Since Friday, police have had to respond to more than 130 sudden deaths most of which were elderly people or people with underlying conditions, with the heat acting as a catalyst.
For the third consecutive day, Canada broke its temperature record (49.6C or 121.3F) in Lytton, British Columbia.
Experts, even though they say that climate change is expected to increase the frequency of extreme weather events such as heatwaves, said that linking a single event to global warming is complicated.
According to experts, due to a dome of static high-pressure hot air stretching from California to the Artic territories, extreme heat is formed over western parts of the US and Canada. Temperatures are starting to decrease on coastal areas but no immediate respite for the inland regions.
Before Sunday, the temperature never exceeded 45C in Canada. John Horgan, British Columbia Premier, said that the hottest week has proved to be disastrous for families and communities.
Due to some areas, although they have responded to the sudden death’s incidents, having not collected all the numbers of deaths, the number of heat-related fatalities is expected to rise. In Vancouver alone, the unexpected deaths of 65 people is believed to have been contributed by the heat.
Police sergeant Steve Addison stated: “ I’ve been a police officer for 15 years and I’ve never experienced the volume of sudden deaths that have come in such short period of time. Three or four is the normal number. People were arriving at relative’s home and ‘finding them deceased’.”
Redeployment of dozens of police officers in the city since the increased volume of emergency calls created a backlog and decreased resources available for the police.
According to British Columbia Chief Coroner Lisa Lapointe, more than 100 deaths compared to normal were recorded in the period from Friday to Monday.
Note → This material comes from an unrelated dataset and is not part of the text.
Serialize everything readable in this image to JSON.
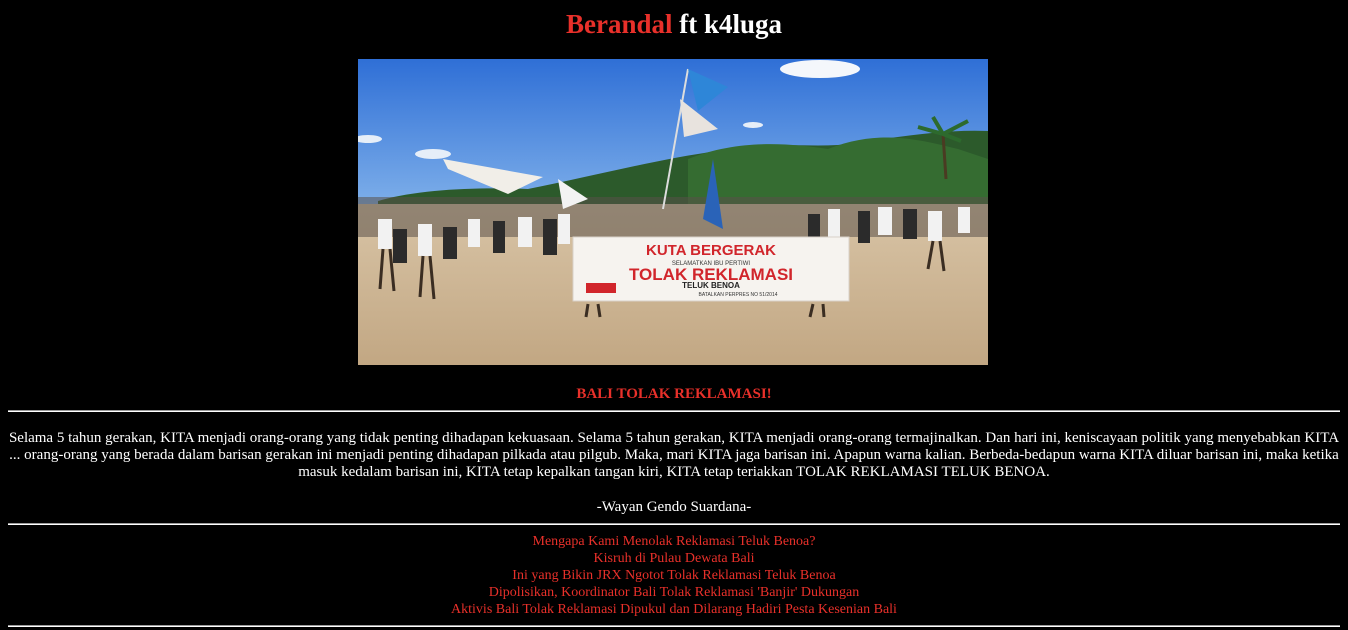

The tiny village of Lytton, about 155 miles (250km) east of Vancouver, has the most recorded deaths of all Canada. Resident Meghan Fandrich said that it has been ‘almost impossible’ to go outside.
According to an interview she gave to Globe and Mail newspaper, “We’re trying to stay indoors as much as possible. We’re used to the heat, and it’s a dry heat, but 30 [degrees] is a lot different from 47.”
Many homes in British Columbia do not have an air conditioning system since temperatures in summer used to be milder. Vancouver has now set up temporary water fountains and cooling centres in its area.
British Columbia, Alberta, Saskatchewan, the Northwest Territories and Manitoba have been issued heat warnings by the country’s weather system, Environment Canada.